The question this weekend isn't so much "Who's your daddy?" but rather "Who's this Daddy?"

Daddy, as it pertains to a pair of regional performances Saturday, is the name of a resourceful Americana outfit fronted by Will Kimbrough and Sturgis native Tommy Womack. Both have been regulars at Lexington clubs, from Kimbrough's rocking dates at The Dame during the past four years to Womack's days in and out of Government Cheese that go back decades to downtown shows at the long-defunct Wrocklage.

Daddy, though, is a different beast. It's a looser, earthier ensemble with strong elements of twang, soul and gospel cool. There also is a healthy roster of inspirations figuring into the band's new album, For a Second Time.

Nobody From Nowhere, for instance, is a moody everyman rocker that recalls the narratives of Steve Earle and Chris Knight, while Wash and Fold cooks up a groove fueled by vintage Little Feat-style slide guitar and a crisp Bo Diddley beat. The killer, though, is Hardshell Case, which grooves with a slow, determined Southern glow and a guitar hook that sounds like Creedence Clearwater Revival.

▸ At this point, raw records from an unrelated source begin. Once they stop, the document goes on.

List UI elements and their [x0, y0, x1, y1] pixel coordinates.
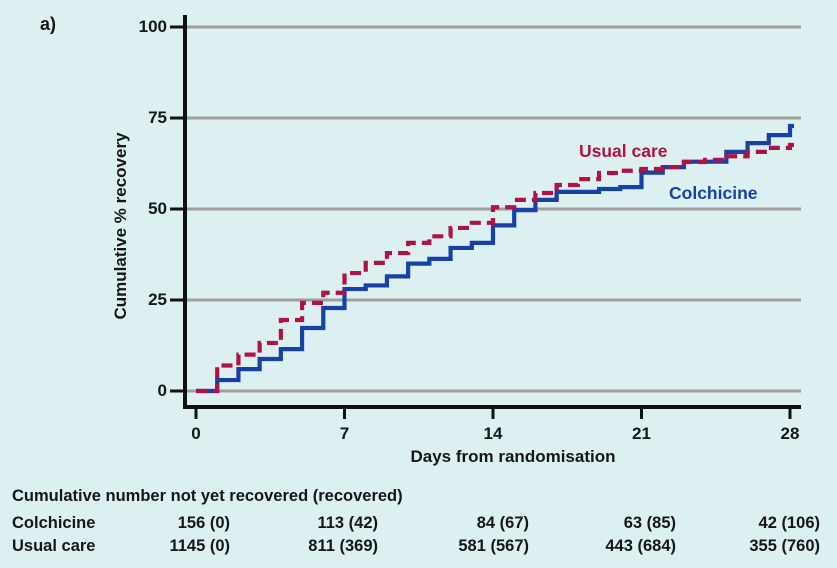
risk-table-cell: 63 (85) [623, 514, 676, 532]
colchicine-series-label: Colchicine [669, 183, 758, 203]
risk-table-cell: 355 (760) [749, 537, 820, 555]
panel-label: a) [40, 14, 57, 34]
risk-table-cell: 84 (67) [476, 514, 529, 532]
risk-table-row: Colchicine 156 (0) 113 (42) 84 (67) 63 (85) 4… [12, 512, 824, 535]
x-tick-label: 7 [339, 424, 350, 443]
risk-table-title: Cumulative number not yet recovered (rec… [12, 487, 403, 505]
risk-row-label: Colchicine [12, 514, 96, 532]
y-axis-title: Cumulative % recovery [111, 132, 130, 320]
risk-table-cell: 156 (0) [177, 514, 230, 532]
colchicine-curve [196, 123, 794, 394]
x-tick-label: 21 [632, 424, 651, 443]
risk-row-label: Usual care [12, 537, 96, 555]
risk-table-cell: 113 (42) [317, 514, 378, 532]
x-tick-label: 0 [191, 424, 201, 443]
risk-table: Cumulative number not yet recovered (rec… [12, 486, 824, 558]
y-tick-label: 100 [138, 17, 167, 36]
risk-table-cell: 443 (684) [605, 537, 676, 555]
risk-table-cell: 811 (369) [308, 537, 378, 555]
risk-table-row: Usual care 1145 (0) 811 (369) 581 (567) 443 … [12, 535, 824, 558]
usual-care-curve [196, 142, 794, 394]
step-chart-canvas [170, 15, 801, 419]
y-tick-label: 25 [148, 290, 167, 309]
x-tick-label: 14 [483, 424, 503, 443]
y-tick-label: 50 [148, 199, 167, 218]
y-tick-label: 0 [157, 381, 167, 400]
risk-table-cell: 42 (106) [758, 514, 820, 532]
risk-table-cell: 1145 (0) [169, 537, 230, 555]
usual-care-series-label: Usual care [579, 141, 668, 161]
risk-table-cell: 581 (567) [458, 537, 529, 555]
y-tick-label: 75 [148, 108, 167, 127]
risk-table-rows: Colchicine 156 (0) 113 (42) 84 (67) 63 (85) 4… [12, 512, 824, 558]
x-tick-label: 28 [780, 424, 800, 443]
x-axis-title: Days from randomisation [410, 447, 616, 466]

Keyboards then pepper the tune with a spiritual air that almost takes the music to church.

Kimbrough and Womack will perform as an acoustic duo at the Francisco's Farm Arts Festival at Midway College on Saturday afternoon, and then the full band (rounded out by keyboardist John Deaderick, bassist Dave Jacques and drummer Paul Griffith) heads to The Brick Alley in Frankfort that evening.

Steve Earle and Joe Pug

8 p.m. June 27 at Memorial Hall, 1225 Elm St., Cincinnati. $25, $30, $35, $40. (513) 744-3551. Ticketweb, www.ticketweb.com.

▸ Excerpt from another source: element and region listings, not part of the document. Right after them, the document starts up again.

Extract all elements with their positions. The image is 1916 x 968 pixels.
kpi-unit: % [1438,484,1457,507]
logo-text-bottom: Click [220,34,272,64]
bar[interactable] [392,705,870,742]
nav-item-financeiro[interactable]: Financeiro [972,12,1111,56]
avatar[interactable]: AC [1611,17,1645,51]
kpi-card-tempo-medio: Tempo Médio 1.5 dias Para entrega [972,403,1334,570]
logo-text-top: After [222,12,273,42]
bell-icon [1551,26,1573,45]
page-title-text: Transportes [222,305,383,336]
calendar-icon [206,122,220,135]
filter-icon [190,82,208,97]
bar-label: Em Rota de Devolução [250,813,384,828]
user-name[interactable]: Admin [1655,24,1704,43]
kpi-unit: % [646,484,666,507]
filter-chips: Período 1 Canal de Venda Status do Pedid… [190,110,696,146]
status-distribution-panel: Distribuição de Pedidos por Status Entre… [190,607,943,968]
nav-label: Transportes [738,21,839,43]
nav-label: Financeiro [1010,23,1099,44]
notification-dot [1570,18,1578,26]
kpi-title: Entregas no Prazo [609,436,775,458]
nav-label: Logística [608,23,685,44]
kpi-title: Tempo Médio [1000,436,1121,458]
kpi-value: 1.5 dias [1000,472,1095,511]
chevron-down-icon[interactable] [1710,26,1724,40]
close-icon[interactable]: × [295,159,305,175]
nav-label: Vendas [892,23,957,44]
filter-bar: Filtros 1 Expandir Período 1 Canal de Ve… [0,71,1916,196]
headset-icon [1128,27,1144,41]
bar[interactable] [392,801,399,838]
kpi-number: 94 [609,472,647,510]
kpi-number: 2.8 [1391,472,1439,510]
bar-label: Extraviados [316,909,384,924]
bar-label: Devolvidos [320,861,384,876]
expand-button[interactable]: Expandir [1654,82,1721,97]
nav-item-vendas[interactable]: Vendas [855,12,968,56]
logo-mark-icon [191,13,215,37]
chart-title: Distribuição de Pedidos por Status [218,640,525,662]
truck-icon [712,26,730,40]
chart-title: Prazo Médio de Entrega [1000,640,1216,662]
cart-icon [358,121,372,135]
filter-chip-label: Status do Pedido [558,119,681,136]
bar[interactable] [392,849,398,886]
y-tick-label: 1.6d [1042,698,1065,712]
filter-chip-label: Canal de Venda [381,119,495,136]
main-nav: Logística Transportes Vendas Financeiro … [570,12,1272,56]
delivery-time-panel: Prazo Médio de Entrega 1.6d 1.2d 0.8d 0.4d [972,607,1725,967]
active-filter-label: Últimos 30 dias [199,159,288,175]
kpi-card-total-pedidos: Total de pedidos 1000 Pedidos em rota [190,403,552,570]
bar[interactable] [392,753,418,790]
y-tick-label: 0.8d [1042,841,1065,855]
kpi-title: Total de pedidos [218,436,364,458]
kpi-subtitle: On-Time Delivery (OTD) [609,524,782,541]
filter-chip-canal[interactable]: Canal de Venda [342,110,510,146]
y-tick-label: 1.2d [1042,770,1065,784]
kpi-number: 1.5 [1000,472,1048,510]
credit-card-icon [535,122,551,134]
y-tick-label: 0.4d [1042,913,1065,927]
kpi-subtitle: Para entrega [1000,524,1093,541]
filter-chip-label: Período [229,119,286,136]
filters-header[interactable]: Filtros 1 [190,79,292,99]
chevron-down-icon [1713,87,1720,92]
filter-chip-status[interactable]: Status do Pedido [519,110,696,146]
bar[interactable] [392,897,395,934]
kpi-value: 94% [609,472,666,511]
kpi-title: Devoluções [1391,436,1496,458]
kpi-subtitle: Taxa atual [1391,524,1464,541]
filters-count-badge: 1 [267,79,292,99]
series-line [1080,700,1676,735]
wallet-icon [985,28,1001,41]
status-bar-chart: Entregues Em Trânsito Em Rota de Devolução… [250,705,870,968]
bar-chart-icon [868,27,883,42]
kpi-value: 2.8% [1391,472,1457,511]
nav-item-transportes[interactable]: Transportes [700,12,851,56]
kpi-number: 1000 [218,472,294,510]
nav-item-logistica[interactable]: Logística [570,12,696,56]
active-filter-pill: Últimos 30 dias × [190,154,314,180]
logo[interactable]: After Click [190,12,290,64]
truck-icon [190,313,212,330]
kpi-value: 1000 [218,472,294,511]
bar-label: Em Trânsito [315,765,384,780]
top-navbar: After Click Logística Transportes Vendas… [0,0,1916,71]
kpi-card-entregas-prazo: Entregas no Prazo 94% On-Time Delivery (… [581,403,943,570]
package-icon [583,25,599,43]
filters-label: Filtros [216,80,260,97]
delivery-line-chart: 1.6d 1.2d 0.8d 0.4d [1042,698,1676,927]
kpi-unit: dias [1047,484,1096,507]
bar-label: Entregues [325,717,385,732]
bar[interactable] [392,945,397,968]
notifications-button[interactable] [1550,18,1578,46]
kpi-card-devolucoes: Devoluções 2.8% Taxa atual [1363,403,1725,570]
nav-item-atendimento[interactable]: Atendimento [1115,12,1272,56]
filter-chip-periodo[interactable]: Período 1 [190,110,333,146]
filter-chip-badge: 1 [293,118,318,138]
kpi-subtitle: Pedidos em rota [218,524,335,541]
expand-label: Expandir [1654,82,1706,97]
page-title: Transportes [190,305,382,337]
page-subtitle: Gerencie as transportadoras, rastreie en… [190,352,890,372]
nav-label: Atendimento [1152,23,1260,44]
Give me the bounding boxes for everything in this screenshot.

Near the close of his performance here last summer at The Kentucky Theatre — a mind-bending acoustic concert that boasted harmonies from wife Allison Moorer, turntable beats from DJ Neil MacDonald and tunes from the New York-savvy album Washington Square SerenadeSteve Earle told the crowd he already had mapped out plans for his next recording, a tribute to the iconic Texas songsmith Townes Van Zandt.

Ten months later we had Townes, an artful and refreshingly unrefined album of 15 Van Zandt tunes both established (Poncho and Lefty, White Freightliner Blues) and obscure (Mr. Mudd and Mr. Gold, Marie), all of which mixed beauty with a bittersweet sense of displacement.

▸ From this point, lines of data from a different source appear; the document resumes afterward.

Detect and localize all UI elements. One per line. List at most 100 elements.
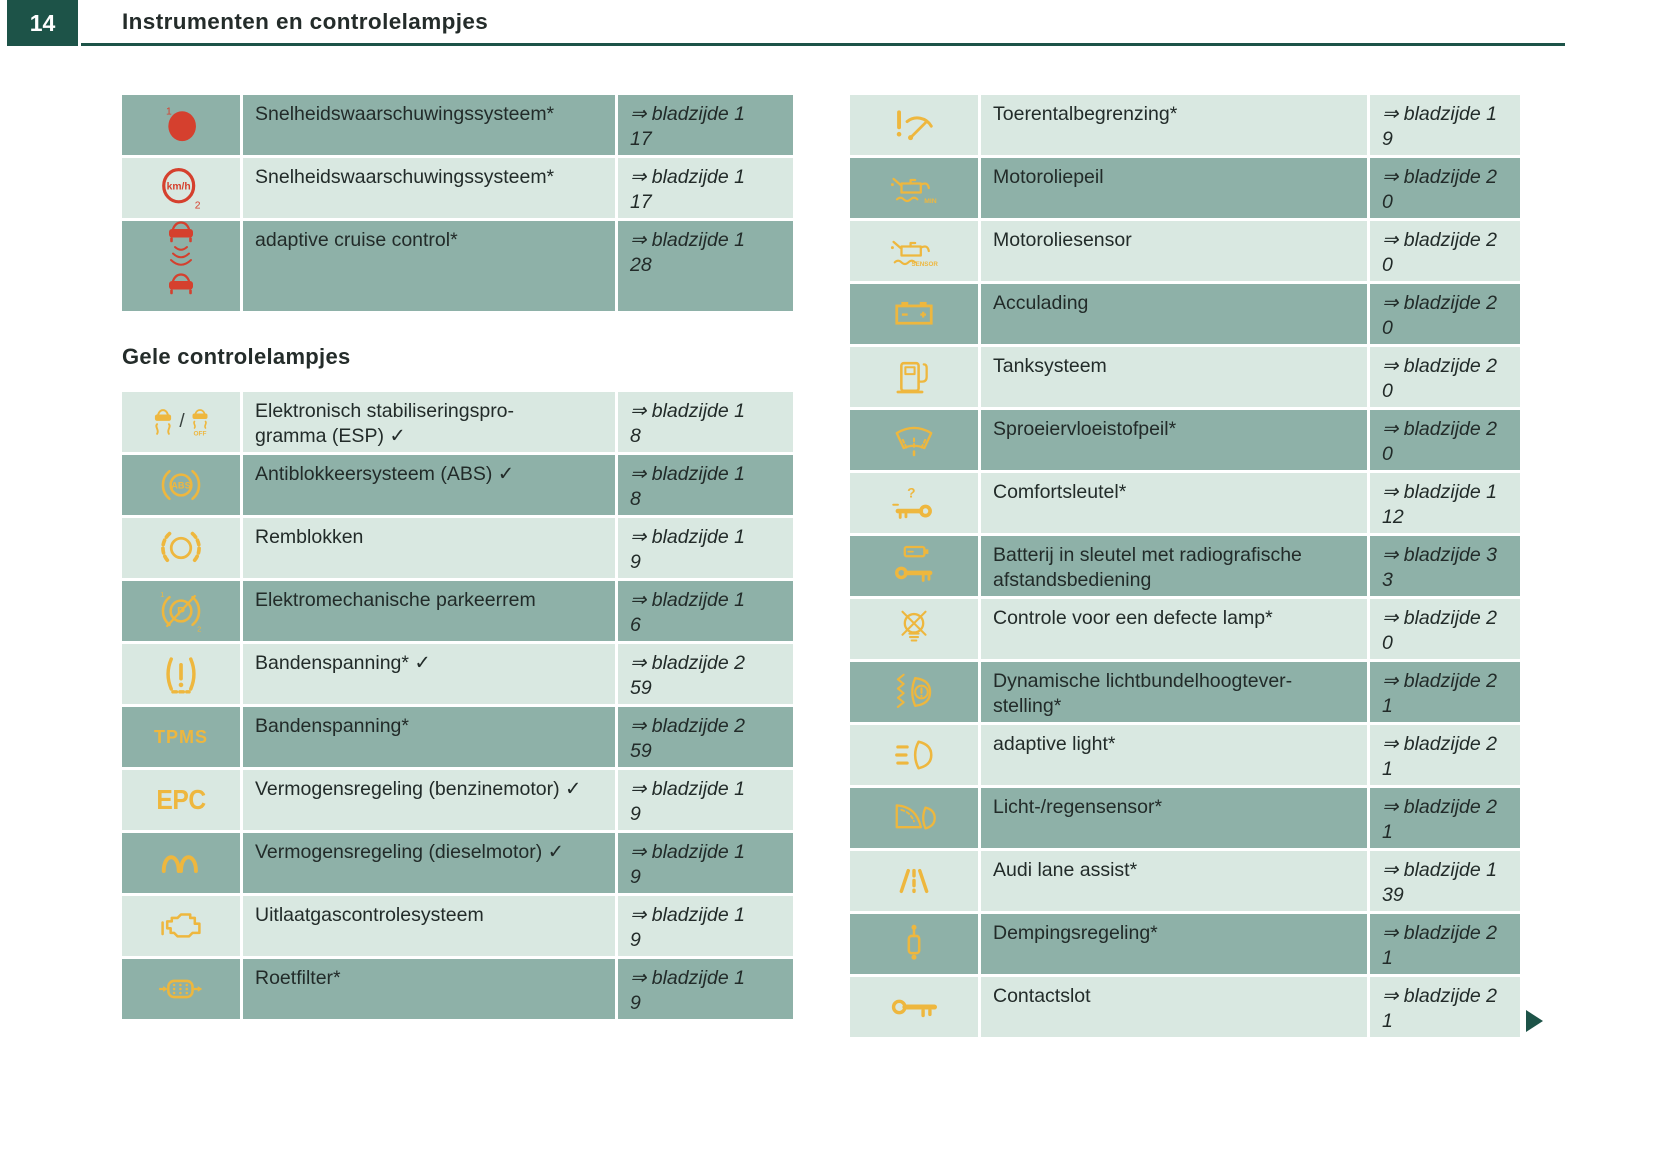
table-row: P 1 2 Elektromechanische parkeerrem ⇒ bladzi…	[122, 581, 793, 641]
abs-icon: ABS	[122, 455, 240, 515]
lamp-description: Elektronisch stabiliseringspro-gramma (E…	[243, 392, 615, 452]
table-row: ? Comfortsleutel* ⇒ bladzijde 1 12	[850, 473, 1520, 533]
table-row: ABS Antiblokkeersysteem (ABS) ✓ ⇒ bladzijd…	[122, 455, 793, 515]
table-row: adaptive cruise control* ⇒ bladzijde 1 28	[122, 221, 793, 311]
svg-text:OFF: OFF	[193, 431, 206, 437]
svg-text:1: 1	[166, 107, 172, 118]
epc-icon: EPC	[122, 770, 240, 830]
svg-text:ABS: ABS	[171, 480, 190, 490]
lamp-description: Comfortsleutel*	[981, 473, 1367, 533]
page-reference: ⇒ bladzijde 1 17	[618, 158, 793, 218]
washer-fluid-icon	[850, 410, 978, 470]
svg-text:km/h: km/h	[167, 182, 191, 193]
lamp-description: Dynamische lichtbundelhoogtever-stelling…	[981, 662, 1367, 722]
lamp-description: Vermogensregeling (benzinemotor) ✓	[243, 770, 615, 830]
lamp-description: Controle voor een defecte lamp*	[981, 599, 1367, 659]
light-rain-sensor-icon	[850, 788, 978, 848]
lamp-description: Licht-/regensensor*	[981, 788, 1367, 848]
lamp-description: Acculading	[981, 284, 1367, 344]
lamp-description: Remblokken	[243, 518, 615, 578]
tyre-pressure-icon	[122, 644, 240, 704]
lamp-description: adaptive cruise control*	[243, 221, 615, 311]
glow-plug-icon	[122, 833, 240, 893]
table-row: TPMS Bandenspanning* ⇒ bladzijde 2 59	[122, 707, 793, 767]
page-reference: ⇒ bladzijde 1 17	[618, 95, 793, 155]
lamp-description: Toerentalbegrenzing*	[981, 95, 1367, 155]
table-row: Vermogensregeling (dieselmotor) ✓ ⇒ bladz…	[122, 833, 793, 893]
damping-control-icon	[850, 914, 978, 974]
page-reference: ⇒ bladzijde 1 39	[1370, 851, 1520, 911]
rev-limiter-icon	[850, 95, 978, 155]
defective-lamp-icon	[850, 599, 978, 659]
battery-icon	[850, 284, 978, 344]
lamp-description: Contactslot	[981, 977, 1367, 1037]
svg-text:2: 2	[197, 625, 201, 634]
speed-warning-2-icon: km/h 2	[122, 158, 240, 218]
svg-text:SENSOR: SENSOR	[911, 261, 938, 268]
speed-warning-1-icon: 1	[122, 95, 240, 155]
fuel-system-icon	[850, 347, 978, 407]
lamp-description: adaptive light*	[981, 725, 1367, 785]
yellow-warning-lamps-table-left: / OFF Elektronisch stabiliseringspro-gramm…	[122, 392, 793, 1022]
page-reference: ⇒ bladzijde 2 59	[618, 644, 793, 704]
lane-assist-icon	[850, 851, 978, 911]
lamp-description: Motoroliepeil	[981, 158, 1367, 218]
tpms-icon: TPMS	[122, 707, 240, 767]
comfort-key-icon: ?	[850, 473, 978, 533]
svg-text:?: ?	[907, 485, 915, 500]
oil-level-min-icon: MIN	[850, 158, 978, 218]
lamp-description: Vermogensregeling (dieselmotor) ✓	[243, 833, 615, 893]
page-number: 14	[29, 9, 56, 36]
lamp-description: Snelheidswaarschuwingssysteem*	[243, 95, 615, 155]
lamp-description: Tanksysteem	[981, 347, 1367, 407]
table-row: km/h 2 Snelheidswaarschuwingssysteem* ⇒ bla…	[122, 158, 793, 218]
table-row: Batterij in sleutel met radiografische af…	[850, 536, 1520, 596]
oil-sensor-icon: SENSOR	[850, 221, 978, 281]
key-battery-icon	[850, 536, 978, 596]
table-row: Dynamische lichtbundelhoogtever-stelling…	[850, 662, 1520, 722]
page-title: Instrumenten en controlelampjes	[122, 9, 489, 34]
lamp-description: Roetfilter*	[243, 959, 615, 1019]
lamp-description: Bandenspanning*	[243, 707, 615, 767]
lamp-description: Snelheidswaarschuwingssysteem*	[243, 158, 615, 218]
lamp-description: Batterij in sleutel met radiografische af…	[981, 536, 1367, 596]
section-heading: Gele controlelampjes	[122, 344, 351, 369]
headlight-leveling-icon	[850, 662, 978, 722]
table-row: 1 Snelheidswaarschuwingssysteem* ⇒ bladzij…	[122, 95, 793, 155]
lamp-description: Bandenspanning* ✓	[243, 644, 615, 704]
table-row: / OFF Elektronisch stabiliseringspro-gramm…	[122, 392, 793, 452]
particulate-filter-icon	[122, 959, 240, 1019]
page-reference: ⇒ bladzijde 1 12	[1370, 473, 1520, 533]
table-row: Audi lane assist* ⇒ bladzijde 1 39	[850, 851, 1520, 911]
yellow-warning-lamps-table-right: Toerentalbegrenzing* ⇒ bladzijde 1 9 MIN Mot…	[850, 95, 1520, 1040]
table-row: Controle voor een defecte lamp* ⇒ bladzij…	[850, 599, 1520, 659]
lamp-description: Elektromechanische parkeerrem	[243, 581, 615, 641]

A healthy all-star guest list including Moorer, son Justin Townes Earle (take a wild guess as to whom he is named for), Tim O'Brien, Tom Morello and others helped create the album's soulfully scrappy sound. But hard-core fans of the self-described "hard-core troubadour" know that it's worth the few extra bucks to pick up the two-disc version of Townes. Its second disc consists of 11 Van Zandt gems played demo-style by Earle without accompaniment.

That is also how Earle will perform them — along with music from throughout his own extensive career — on Saturday at Cincinnati's Memorial Hall.

The more ruminative, Dylan-savvy folk of Chicago's Joe Pug will open the evening.